Ever since the Federal Reserve began its first quantitative easing program in late 2008, Richmond Fed President Jeffrey Lacker has been warning that future inflation is going to run wild and doom us all. Nearly 5 years later, with inflation running at an average of 1.2% in the last four quarters, Lacker continues to warn us against the evils of coming inflation.
In a speech today, Lacker noted that in mid-2011 inflation had reached 2.8% and that unless the Fed is careful, inflation could return to somewhere around the FOMC’s target of around 2%. He does concede that part of the reason for the slow growth of U.S. GDP is the “sluggish” growth in what employees are paid.
Hourly earnings are up just 1.8% in the past 12 months, only slightly more than inflation. Perhaps a little more inflation would be a good thing.
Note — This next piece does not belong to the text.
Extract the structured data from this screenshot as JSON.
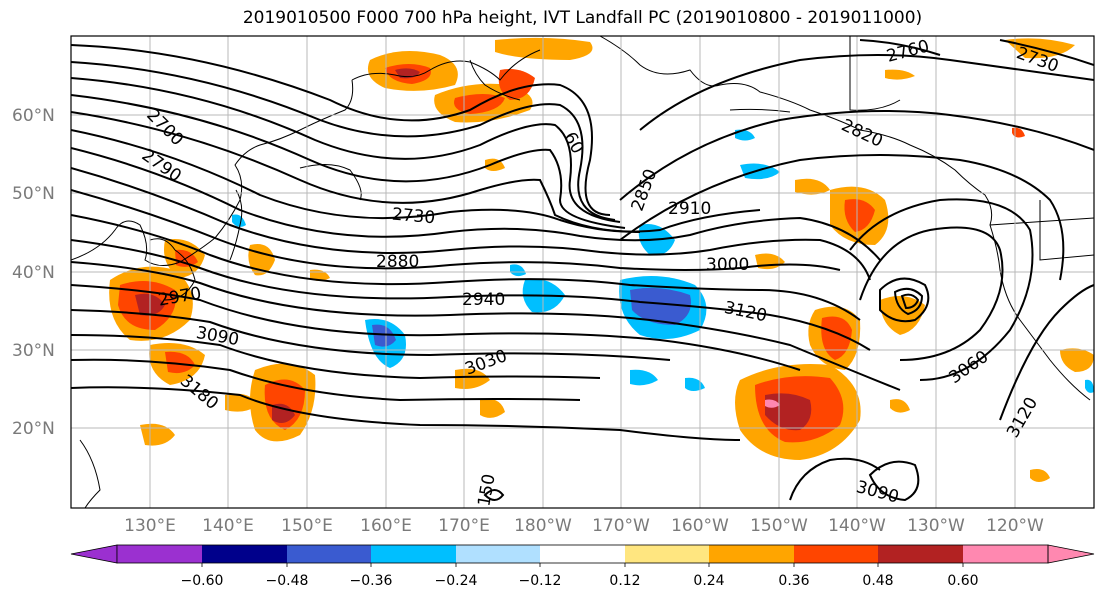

Lacker does acknowledge that without more growth in earnings there will be less spending, even though the housing market — or at least news about rising house prices — is reviving “households’ confidence in the market value of their most valuable asset.” True enough, but so far there’s little evidence that consumers are willing to spend more on the basis of a few percentage points of growth in home values.
Lacker concludes with this: “Well-contained inflation, the most fundamental contribution a central bank can make to economic growth, seems likely to continue.” Lacker may not be happy, but he’s satisfied.